Which is more cost-effective: VPS or PaaS?

The cost-effectiveness of VPS and PaaS depends on your specific needs. VPS can be more cost-effective for smaller projects or businesses with a tight budget, as you only pay for the resources you use. However, as your business grows, PaaS can be more cost-effective due to its scalability and the fact that you don’t have to worry about server maintenance or upgrades.

Is PaaS more secure than VPS?

Both VPS and PaaS have their own security measures. With VPS, you are responsible for your own server security, which can be a benefit if you have the technical knowledge to manage it. PaaS providers, on the other hand, handle security on their end, which can be a benefit if you lack the technical knowledge or resources to manage server security.

Which is easier to manage: VPS or PaaS?

PaaS is generally easier to manage than VPS. With PaaS, the provider handles all the server management tasks, including maintenance, updates, and security. This allows you to focus on developing your web application. With VPS, you are responsible for managing your server, which requires more technical knowledge.

Can I switch from VPS to PaaS or vice versa?

Yes, you can switch from VPS to PaaS or vice versa. However, the process can be complex and requires careful planning to avoid data loss or downtime. It’s recommended to consult with a professional or your hosting provider before making the switch.

Which is more scalable: VPS or PaaS?

PaaS is generally more scalable than VPS. With PaaS, you can easily scale up or down based on your needs, without having to worry about server capacity. With VPS, while you can scale up, it often requires more technical knowledge and can be more time-consuming.

What are the main advantages of VPS?

The main advantages of VPS include more control over your server, cost-effectiveness for smaller projects, and the ability to customize your server to your specific needs.

What are the main advantages of PaaS?

The main advantages of PaaS include easy scalability, less technical knowledge required, and the ability to focus on developing your web application instead of managing a server.

Is VPS or PaaS better for startups?

The choice between VPS and PaaS for startups depends on the specific needs of the startup. If the startup has a tight budget and requires more control over their server, VPS may be a better choice.
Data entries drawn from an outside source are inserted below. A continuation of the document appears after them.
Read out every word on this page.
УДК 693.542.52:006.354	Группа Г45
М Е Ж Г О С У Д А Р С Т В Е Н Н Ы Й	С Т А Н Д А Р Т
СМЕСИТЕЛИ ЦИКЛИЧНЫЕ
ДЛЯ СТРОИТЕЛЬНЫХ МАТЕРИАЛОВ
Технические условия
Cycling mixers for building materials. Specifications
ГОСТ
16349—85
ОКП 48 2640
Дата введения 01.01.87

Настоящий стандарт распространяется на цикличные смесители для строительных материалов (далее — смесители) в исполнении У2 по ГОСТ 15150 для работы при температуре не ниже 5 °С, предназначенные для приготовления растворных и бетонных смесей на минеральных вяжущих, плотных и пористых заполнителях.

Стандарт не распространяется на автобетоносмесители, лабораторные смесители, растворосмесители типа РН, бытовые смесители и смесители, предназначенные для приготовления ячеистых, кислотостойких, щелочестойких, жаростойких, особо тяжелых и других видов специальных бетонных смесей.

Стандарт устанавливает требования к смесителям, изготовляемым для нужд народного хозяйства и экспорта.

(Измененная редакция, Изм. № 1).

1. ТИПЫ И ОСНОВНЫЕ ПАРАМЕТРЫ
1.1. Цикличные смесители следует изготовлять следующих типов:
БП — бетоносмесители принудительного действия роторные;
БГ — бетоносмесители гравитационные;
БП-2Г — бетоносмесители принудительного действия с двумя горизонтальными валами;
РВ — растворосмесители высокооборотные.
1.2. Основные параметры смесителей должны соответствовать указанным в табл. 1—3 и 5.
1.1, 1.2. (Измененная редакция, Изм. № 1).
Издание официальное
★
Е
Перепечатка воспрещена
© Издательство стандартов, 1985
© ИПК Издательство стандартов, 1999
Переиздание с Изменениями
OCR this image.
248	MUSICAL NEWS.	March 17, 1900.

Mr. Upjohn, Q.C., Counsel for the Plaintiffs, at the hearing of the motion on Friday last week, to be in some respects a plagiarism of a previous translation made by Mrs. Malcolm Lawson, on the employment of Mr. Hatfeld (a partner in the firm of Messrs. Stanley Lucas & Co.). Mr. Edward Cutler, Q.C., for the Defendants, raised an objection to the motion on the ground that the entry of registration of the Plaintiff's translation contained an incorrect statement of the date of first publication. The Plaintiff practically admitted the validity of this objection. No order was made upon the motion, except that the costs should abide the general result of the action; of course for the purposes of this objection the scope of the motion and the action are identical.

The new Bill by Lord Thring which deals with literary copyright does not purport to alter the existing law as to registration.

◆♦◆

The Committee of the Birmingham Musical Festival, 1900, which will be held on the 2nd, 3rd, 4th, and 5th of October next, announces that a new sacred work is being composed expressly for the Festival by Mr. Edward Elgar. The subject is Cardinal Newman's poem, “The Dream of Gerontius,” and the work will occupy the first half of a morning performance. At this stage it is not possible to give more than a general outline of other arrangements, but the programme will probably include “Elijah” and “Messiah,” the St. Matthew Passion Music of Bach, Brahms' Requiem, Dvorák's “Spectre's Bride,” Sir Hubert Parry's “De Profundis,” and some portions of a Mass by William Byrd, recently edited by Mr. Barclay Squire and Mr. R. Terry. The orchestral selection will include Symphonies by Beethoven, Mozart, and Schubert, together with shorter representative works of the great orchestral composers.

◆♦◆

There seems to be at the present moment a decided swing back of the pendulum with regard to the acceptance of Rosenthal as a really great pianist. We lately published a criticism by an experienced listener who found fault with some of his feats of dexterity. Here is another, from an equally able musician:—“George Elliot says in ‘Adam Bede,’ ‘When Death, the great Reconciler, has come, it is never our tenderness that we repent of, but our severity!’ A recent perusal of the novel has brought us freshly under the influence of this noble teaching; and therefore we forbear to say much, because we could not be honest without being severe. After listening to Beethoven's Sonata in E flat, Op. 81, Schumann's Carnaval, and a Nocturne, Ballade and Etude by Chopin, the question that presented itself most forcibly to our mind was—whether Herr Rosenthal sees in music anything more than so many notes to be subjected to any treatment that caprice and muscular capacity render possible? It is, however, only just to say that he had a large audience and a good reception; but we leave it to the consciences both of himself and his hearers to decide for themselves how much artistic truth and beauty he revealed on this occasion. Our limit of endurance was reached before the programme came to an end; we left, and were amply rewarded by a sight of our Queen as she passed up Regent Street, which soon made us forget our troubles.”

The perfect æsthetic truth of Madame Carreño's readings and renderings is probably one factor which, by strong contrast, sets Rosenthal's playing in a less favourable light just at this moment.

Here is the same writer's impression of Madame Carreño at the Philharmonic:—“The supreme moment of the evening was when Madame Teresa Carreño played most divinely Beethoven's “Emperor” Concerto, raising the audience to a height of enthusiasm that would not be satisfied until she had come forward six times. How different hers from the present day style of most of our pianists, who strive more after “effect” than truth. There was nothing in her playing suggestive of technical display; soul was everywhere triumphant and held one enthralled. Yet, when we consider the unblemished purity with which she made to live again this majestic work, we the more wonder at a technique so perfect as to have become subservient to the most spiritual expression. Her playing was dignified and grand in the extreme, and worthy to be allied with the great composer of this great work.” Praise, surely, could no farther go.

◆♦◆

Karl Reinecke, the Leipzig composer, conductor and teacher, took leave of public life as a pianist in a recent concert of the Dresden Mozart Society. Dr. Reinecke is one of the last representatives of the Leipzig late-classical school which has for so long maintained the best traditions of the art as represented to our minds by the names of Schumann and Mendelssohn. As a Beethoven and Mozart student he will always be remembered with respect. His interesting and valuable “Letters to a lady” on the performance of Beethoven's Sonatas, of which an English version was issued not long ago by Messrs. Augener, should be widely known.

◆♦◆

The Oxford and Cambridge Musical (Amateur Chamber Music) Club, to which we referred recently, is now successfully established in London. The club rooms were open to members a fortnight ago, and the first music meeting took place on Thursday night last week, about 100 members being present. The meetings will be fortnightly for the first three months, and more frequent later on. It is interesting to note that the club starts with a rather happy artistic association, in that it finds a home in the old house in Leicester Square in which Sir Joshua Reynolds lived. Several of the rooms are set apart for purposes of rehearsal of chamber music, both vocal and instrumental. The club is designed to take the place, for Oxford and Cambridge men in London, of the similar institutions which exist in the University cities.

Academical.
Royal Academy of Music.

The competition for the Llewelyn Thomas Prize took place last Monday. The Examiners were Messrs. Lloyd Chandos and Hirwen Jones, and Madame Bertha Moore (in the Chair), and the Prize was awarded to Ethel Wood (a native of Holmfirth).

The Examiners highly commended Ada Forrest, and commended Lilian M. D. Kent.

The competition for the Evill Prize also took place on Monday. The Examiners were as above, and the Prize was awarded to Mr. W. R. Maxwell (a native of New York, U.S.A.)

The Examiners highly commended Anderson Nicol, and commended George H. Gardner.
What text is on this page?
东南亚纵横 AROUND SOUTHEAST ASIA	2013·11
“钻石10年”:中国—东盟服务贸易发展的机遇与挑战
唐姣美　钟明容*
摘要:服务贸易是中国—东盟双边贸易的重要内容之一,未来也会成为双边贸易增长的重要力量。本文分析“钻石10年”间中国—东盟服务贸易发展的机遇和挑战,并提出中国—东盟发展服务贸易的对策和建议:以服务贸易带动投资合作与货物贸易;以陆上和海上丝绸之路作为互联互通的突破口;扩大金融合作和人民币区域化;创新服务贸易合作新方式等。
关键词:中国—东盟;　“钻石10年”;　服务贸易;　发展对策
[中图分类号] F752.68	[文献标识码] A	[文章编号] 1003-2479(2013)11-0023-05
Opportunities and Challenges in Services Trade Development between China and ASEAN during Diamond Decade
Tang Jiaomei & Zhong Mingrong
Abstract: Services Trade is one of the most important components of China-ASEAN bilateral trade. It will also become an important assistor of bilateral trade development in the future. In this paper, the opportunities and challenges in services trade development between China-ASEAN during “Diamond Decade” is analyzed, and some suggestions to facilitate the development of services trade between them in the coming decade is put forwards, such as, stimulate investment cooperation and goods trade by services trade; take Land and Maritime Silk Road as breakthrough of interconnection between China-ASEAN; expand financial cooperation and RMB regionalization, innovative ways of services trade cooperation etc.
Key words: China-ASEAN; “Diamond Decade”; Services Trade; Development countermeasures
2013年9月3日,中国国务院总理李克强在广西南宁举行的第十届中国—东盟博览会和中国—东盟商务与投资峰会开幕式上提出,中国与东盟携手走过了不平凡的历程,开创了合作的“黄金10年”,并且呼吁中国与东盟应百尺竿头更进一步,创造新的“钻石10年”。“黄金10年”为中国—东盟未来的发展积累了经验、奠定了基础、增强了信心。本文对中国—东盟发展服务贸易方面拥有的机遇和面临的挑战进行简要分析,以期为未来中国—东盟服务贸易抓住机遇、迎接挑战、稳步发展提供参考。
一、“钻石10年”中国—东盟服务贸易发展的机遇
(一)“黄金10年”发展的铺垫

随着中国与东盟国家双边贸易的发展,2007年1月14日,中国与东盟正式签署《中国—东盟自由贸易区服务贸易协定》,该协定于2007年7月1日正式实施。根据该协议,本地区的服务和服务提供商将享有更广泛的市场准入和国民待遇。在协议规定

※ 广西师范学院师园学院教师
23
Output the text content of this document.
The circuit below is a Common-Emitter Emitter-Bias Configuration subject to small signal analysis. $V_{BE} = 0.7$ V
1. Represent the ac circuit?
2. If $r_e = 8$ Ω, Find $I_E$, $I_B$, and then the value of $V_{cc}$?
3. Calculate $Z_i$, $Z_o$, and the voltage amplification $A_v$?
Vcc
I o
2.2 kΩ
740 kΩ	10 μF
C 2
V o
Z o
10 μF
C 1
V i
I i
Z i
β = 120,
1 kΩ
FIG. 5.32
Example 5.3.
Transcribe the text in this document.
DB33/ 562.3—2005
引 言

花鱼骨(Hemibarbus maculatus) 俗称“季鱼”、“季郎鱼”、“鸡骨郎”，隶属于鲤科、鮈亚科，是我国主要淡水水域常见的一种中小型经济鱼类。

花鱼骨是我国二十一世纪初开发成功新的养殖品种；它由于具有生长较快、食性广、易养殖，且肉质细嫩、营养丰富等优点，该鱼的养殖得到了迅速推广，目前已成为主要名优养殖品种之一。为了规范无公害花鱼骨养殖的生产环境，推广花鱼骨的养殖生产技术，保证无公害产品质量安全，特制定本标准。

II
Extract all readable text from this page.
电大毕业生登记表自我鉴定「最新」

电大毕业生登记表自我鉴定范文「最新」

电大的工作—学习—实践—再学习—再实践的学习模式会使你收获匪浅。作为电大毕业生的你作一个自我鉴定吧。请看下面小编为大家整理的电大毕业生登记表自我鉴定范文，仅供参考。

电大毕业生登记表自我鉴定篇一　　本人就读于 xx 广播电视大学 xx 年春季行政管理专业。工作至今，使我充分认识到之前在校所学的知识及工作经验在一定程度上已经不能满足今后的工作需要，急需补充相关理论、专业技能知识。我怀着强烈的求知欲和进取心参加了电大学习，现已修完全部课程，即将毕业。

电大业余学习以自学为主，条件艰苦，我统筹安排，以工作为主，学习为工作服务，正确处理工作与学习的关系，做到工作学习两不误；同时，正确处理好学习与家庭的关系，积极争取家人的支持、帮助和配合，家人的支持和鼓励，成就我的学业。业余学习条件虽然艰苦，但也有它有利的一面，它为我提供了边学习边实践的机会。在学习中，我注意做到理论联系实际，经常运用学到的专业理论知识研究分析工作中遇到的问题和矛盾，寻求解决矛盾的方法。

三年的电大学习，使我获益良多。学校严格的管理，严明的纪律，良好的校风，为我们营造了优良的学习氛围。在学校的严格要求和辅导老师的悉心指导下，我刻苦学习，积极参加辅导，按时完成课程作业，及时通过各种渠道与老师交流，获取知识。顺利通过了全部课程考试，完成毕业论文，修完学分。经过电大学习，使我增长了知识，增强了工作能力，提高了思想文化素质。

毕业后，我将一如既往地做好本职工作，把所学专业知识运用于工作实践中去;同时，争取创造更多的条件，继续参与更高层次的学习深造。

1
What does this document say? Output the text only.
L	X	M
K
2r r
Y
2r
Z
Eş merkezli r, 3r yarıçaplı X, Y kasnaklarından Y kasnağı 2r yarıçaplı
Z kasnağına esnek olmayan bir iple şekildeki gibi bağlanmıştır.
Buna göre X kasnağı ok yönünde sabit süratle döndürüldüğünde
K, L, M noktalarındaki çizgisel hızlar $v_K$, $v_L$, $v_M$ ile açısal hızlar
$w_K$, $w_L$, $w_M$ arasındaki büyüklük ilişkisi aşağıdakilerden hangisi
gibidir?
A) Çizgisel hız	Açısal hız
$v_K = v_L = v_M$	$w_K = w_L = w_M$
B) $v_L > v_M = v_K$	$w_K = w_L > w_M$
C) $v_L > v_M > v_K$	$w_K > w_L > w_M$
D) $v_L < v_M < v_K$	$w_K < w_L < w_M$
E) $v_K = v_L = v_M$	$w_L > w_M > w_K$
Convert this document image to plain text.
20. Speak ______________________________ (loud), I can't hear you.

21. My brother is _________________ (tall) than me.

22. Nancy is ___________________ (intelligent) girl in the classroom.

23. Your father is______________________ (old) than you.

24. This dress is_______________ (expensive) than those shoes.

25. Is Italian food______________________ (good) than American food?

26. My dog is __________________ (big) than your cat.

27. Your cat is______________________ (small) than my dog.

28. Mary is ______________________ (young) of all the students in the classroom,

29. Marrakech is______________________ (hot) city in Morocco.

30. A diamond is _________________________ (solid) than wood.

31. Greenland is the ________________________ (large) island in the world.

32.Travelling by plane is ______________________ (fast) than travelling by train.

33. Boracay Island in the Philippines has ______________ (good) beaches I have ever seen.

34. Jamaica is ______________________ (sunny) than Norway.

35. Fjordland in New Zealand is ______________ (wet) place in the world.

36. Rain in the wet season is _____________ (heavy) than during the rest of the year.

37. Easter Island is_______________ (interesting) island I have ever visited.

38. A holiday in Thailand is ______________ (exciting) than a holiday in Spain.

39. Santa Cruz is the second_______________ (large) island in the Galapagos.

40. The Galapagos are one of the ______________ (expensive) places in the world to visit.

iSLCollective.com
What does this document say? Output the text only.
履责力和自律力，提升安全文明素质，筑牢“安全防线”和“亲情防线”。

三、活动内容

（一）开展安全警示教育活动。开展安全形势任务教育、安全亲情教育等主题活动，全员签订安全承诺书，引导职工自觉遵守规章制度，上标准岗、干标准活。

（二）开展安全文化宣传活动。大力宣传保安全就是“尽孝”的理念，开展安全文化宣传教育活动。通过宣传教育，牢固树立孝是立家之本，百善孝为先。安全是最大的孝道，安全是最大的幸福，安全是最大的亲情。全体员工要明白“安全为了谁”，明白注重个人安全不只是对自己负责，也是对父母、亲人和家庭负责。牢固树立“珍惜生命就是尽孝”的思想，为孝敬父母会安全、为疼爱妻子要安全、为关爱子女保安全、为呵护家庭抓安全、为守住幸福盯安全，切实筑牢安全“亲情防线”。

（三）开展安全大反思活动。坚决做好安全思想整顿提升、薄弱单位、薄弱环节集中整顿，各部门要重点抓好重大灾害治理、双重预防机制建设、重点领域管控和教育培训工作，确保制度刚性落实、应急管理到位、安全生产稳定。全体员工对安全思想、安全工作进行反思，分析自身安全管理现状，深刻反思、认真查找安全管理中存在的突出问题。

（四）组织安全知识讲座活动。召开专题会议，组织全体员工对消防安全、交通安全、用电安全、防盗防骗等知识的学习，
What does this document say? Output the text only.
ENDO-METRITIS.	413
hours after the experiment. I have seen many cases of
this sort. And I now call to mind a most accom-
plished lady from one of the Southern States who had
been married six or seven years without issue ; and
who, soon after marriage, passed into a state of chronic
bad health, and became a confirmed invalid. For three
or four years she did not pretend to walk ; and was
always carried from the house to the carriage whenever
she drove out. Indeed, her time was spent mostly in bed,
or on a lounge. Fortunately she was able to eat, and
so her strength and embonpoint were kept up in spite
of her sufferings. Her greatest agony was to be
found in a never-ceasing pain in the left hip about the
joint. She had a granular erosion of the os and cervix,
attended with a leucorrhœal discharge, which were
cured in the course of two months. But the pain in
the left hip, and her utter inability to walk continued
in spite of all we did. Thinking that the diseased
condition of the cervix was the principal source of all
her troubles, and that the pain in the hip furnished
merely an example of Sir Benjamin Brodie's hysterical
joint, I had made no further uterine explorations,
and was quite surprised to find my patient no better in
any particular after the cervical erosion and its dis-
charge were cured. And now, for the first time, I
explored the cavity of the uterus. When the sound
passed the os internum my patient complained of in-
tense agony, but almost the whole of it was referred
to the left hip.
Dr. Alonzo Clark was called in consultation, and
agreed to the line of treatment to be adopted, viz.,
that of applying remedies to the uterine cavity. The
However, if the startup is expected to grow quickly and requires easy scalability, PaaS may be a better choice.

Can I use both VPS and PaaS for my web application?

Yes, it’s possible to use both VPS and PaaS for your web application. For example, you could use VPS for your main website and PaaS for your mobile app. However, this requires careful planning and management to ensure seamless integration between the two.